Not a big deal, right? But I have to admit that these kinds of moments are really hard for me. We've seriously been working on this stuff for so long that it wouldn't be remiss to say that we've been working on it for more than a year. Just last week, during their math lessons, both kids told me how many days were in an week, how many months in a year, recited the days and months, and could tell me the full date. Then this, seriously as if they've never known differently.
It's hard on me at times. Some days, really hard. Just when I think progress is being made...
Then, moments later, Lizzie asked if she could brush her teeth for the day once Seth was out of the bathroom (the kids brush in the mornings, Geoff/I do in the evenings). I said "of course." Then she said, "but I already have brushed my teeth," with a plaintive tone that made it sound like I was telling her to do something over again; like it was my miscommunication that had led to her upset.
I dealt with it well, but on the inside was banging my head against a wall. This happens so often, these circular kinds of conversations.
A few minutes ago, once Seth was out of the bath, both kids gave me a giant hug and skipped, skipped off downstairs to play.
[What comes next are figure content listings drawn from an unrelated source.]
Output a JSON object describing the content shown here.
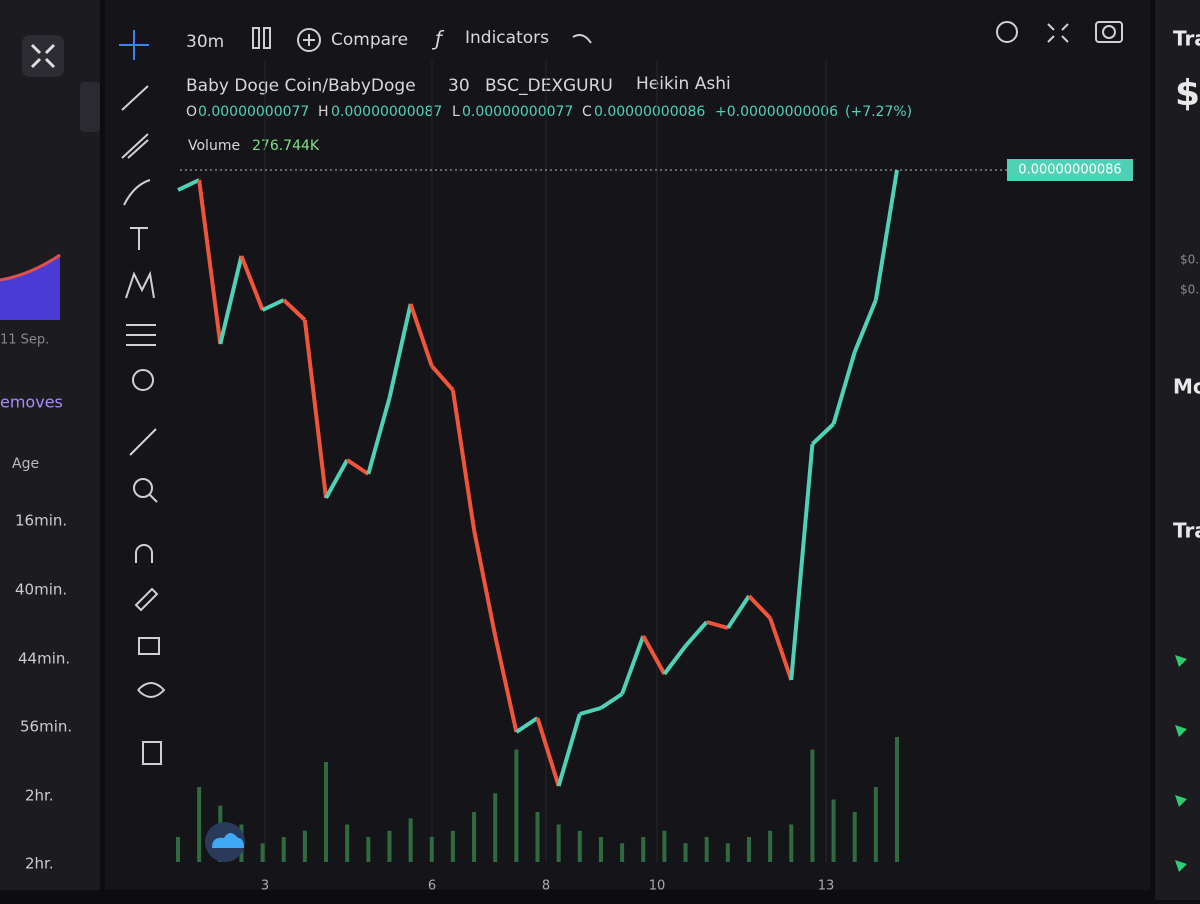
{
  "left_panel": {
    "date_label": "11 Sep.",
    "tab": "emoves",
    "column": "Age",
    "ages": [
      "16min.",
      "40min.",
      "44min.",
      "56min.",
      "2hr.",
      "2hr."
    ]
  },
  "right_panel": {
    "title": "Tra",
    "dollar": "$",
    "price_a": "$0.",
    "price_b": "$0.",
    "section_a": "Mo",
    "section_b": "Tra"
  },
  "toolbar": {
    "interval": "30m",
    "compare": "Compare",
    "indicators": "Indicators"
  },
  "legend": {
    "symbol": "Baby Doge Coin/BabyDoge",
    "interval": "30",
    "exchange": "BSC_DEXGURU",
    "style": "Heikin Ashi",
    "o_key": "O",
    "open": "0.00000000077",
    "h_key": "H",
    "high": "0.00000000087",
    "l_key": "L",
    "low": "0.00000000077",
    "c_key": "C",
    "close": "0.00000000086",
    "change": "+0.00000000006",
    "change_pct": "(+7.27%)",
    "volume_key": "Volume",
    "volume": "276.744K"
  },
  "chart": {
    "type": "candles",
    "last_price_label": "0.00000000086",
    "x_labels": [
      "3",
      "6",
      "8",
      "10",
      "13"
    ],
    "values": [
      8.5e-10,
      8.55e-10,
      7.73e-10,
      8.17e-10,
      7.9e-10,
      7.95e-10,
      7.85e-10,
      6.96e-10,
      7.15e-10,
      7.08e-10,
      7.46e-10,
      7.93e-10,
      7.62e-10,
      7.5e-10,
      6.8e-10,
      6.27e-10,
      5.79e-10,
      5.86e-10,
      5.52e-10,
      5.88e-10,
      5.91e-10,
      5.98e-10,
      6.27e-10,
      6.08e-10,
      6.22e-10,
      6.34e-10,
      6.31e-10,
      6.47e-10,
      6.36e-10,
      6.05e-10,
      7.23e-10,
      7.33e-10,
      7.69e-10,
      7.95e-10,
      8.6e-10
    ],
    "ylim": [
      5.4e-10,
      8.7e-10
    ],
    "up_color": "#4fd1b5",
    "down_color": "#f0553a",
    "volumes": [
      20,
      60,
      45,
      30,
      15,
      20,
      25,
      80,
      30,
      20,
      25,
      35,
      20,
      25,
      40,
      55,
      90,
      40,
      30,
      25,
      20,
      15,
      20,
      25,
      15,
      20,
      15,
      20,
      25,
      30,
      90,
      50,
      40,
      60,
      100
    ],
    "volume_lim": [
      0,
      160
    ],
    "volume_color": "#2f6b3f"
  }
}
Life is great.
But there are days when I think to myself why do I bother? It feels just a little too much for a Monday morning, with the week stretched out ahead of me. It's not even 8 a.m.
I know that learning is a challenge when kids have the kinds of issues mine do. I know this, and these kinds of situations should not be surprising to me, or even upsetting, any more. So why do I just feel like sitting in a lump this morning and having a good cry?